Inside China's brutal 'death camps’. Tell the World trailer. Video / ABC Australia
An ethnic Uighur man who fled China 10 years ago after the Chinese state brutally quelled a Uighur rebellion has claimed that state agents have pursued him across the world, sending him threats via text messages from New Zealand numbers.
43-year-old Shawudun Abdughupur told AFP that he fled China's Xinjiangregion with his wife in 2009 after ethnic violence left over hundreds dead.
He said he first became aware of the state surveillance when he started to receive instructions to stop using Skype and to contact relatives back in Xinjiang on a single number, which could be monitored.
Then during conversations with his 78-year-old mother, who remains in her homeland, she started pressing Abdughupur for information about other Uighurs in New Zealand.

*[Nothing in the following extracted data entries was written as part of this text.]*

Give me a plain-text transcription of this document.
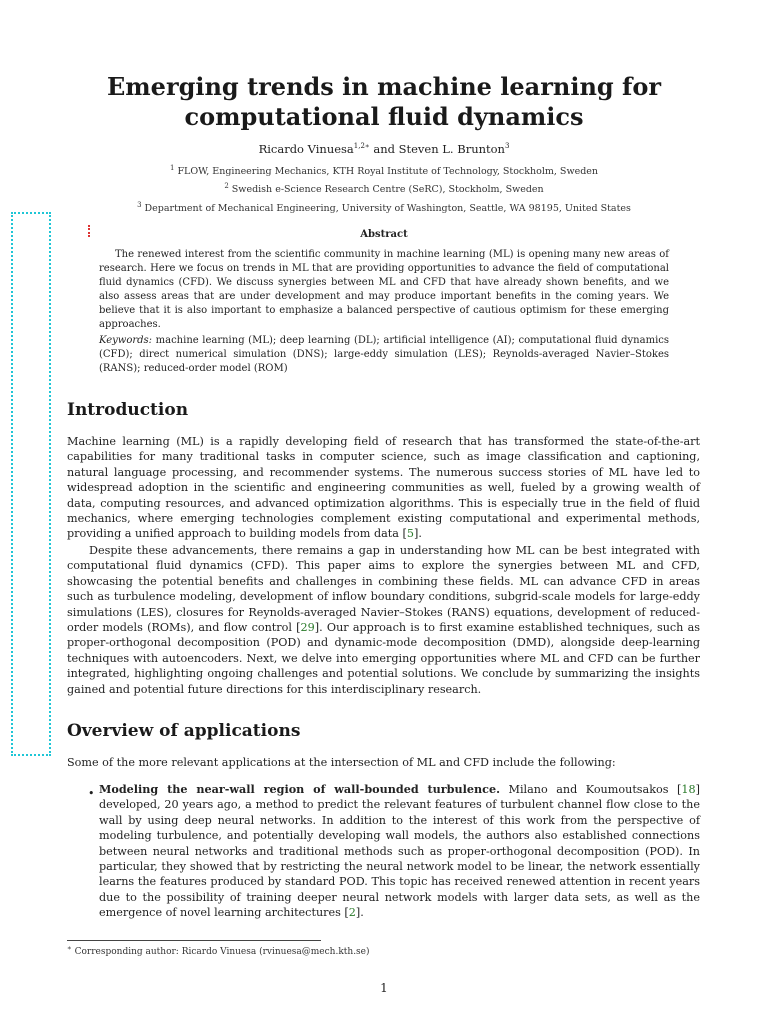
Emerging trends in machine learning for
computational fluid dynamics
Ricardo Vinuesa$^{1,2∗}$ and Steven L. Brunton$^3$
$^1$ FLOW, Engineering Mechanics, KTH Royal Institute of Technology, Stockholm, Sweden
$^2$ Swedish e-Science Research Centre (SeRC), Stockholm, Sweden
$^3$ Department of Mechanical Engineering, University of Washington, Seattle, WA 98195, United States
Abstract
The renewed interest from the scientific community in machine learning (ML) is opening many new areas of research. Here we focus on trends in ML that are providing opportunities to advance the field of computational fluid dynamics (CFD). We discuss synergies between ML and CFD that have already shown benefits, and we also assess areas that are under development and may produce important benefits in the coming years. We believe that it is also important to emphasize a balanced perspective of cautious optimism for these emerging approaches.
Keywords: machine learning (ML); deep learning (DL); artificial intelligence (AI); computational fluid dynamics (CFD); direct numerical simulation (DNS); large-eddy simulation (LES); Reynolds-averaged Navier–Stokes (RANS); reduced-order model (ROM)
Introduction

Machine learning (ML) is a rapidly developing field of research that has transformed the state-of-the-art capabilities for many traditional tasks in computer science, such as image classification and captioning, natural language processing, and recommender systems. The numerous success stories of ML have led to widespread adoption in the scientific and engineering communities as well, fueled by a growing wealth of data, computing resources, and advanced optimization algorithms. This is especially true in the field of fluid mechanics, where emerging technologies complement existing computational and experimental methods, providing a unified approach to building models from data [5].

Despite these advancements, there remains a gap in understanding how ML can be best integrated with computational fluid dynamics (CFD). This paper aims to explore the synergies between ML and CFD, showcasing the potential benefits and challenges in combining these fields. ML can advance CFD in areas such as turbulence modeling, development of inflow boundary conditions, subgrid-scale models for large-eddy simulations (LES), closures for Reynolds-averaged Navier–Stokes (RANS) equations, development of reduced-order models (ROMs), and flow control [29]. Our approach is to first examine established techniques, such as proper-orthogonal decomposition (POD) and dynamic-mode decomposition (DMD), alongside deep-learning techniques with autoencoders. Next, we delve into emerging opportunities where ML and CFD can be further integrated, highlighting ongoing challenges and potential solutions. We conclude by summarizing the insights gained and potential future directions for this interdisciplinary research.

Overview of applications

Some of the more relevant applications at the intersection of ML and CFD include the following:

• Modeling the near-wall region of wall-bounded turbulence. Milano and Koumoutsakos [18] developed, 20 years ago, a method to predict the relevant features of turbulent channel flow close to the wall by using deep neural networks. In addition to the interest of this work from the perspective of modeling turbulence, and potentially developing wall models, the authors also established connections between neural networks and traditional methods such as proper-orthogonal decomposition (POD). In particular, they showed that by restricting the neural network model to be linear, the network essentially learns the features produced by standard POD. This topic has received renewed attention in recent years due to the possibility of training deeper neural network models with larger data sets, as well as the emergence of novel learning architectures [2].
∗ Corresponding author: Ricardo Vinuesa (rvinuesa@mech.kth.se)
1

"Someone pushed her to ask," Abdughupur told AFP. He claims that questions from security services would then come directly to him via text messages and calls.
"At the moment she is 78 years old, she is in a concentration camp," he said.
"I want to know if she is alive or dead."
Rights groups say a million Uighurs and other Muslims are being held in camps in Xinjiang, with reports of detainees being forced to renounce their faith and undergoing psychological torture.
China has consistently denied accusations of human rights abuses in its prison camps, which it describes as "voluntary" re-education schools.
While people are not allowed to leave and classes are mandatory, it insists attendees want to be there to become better Chinese citizens.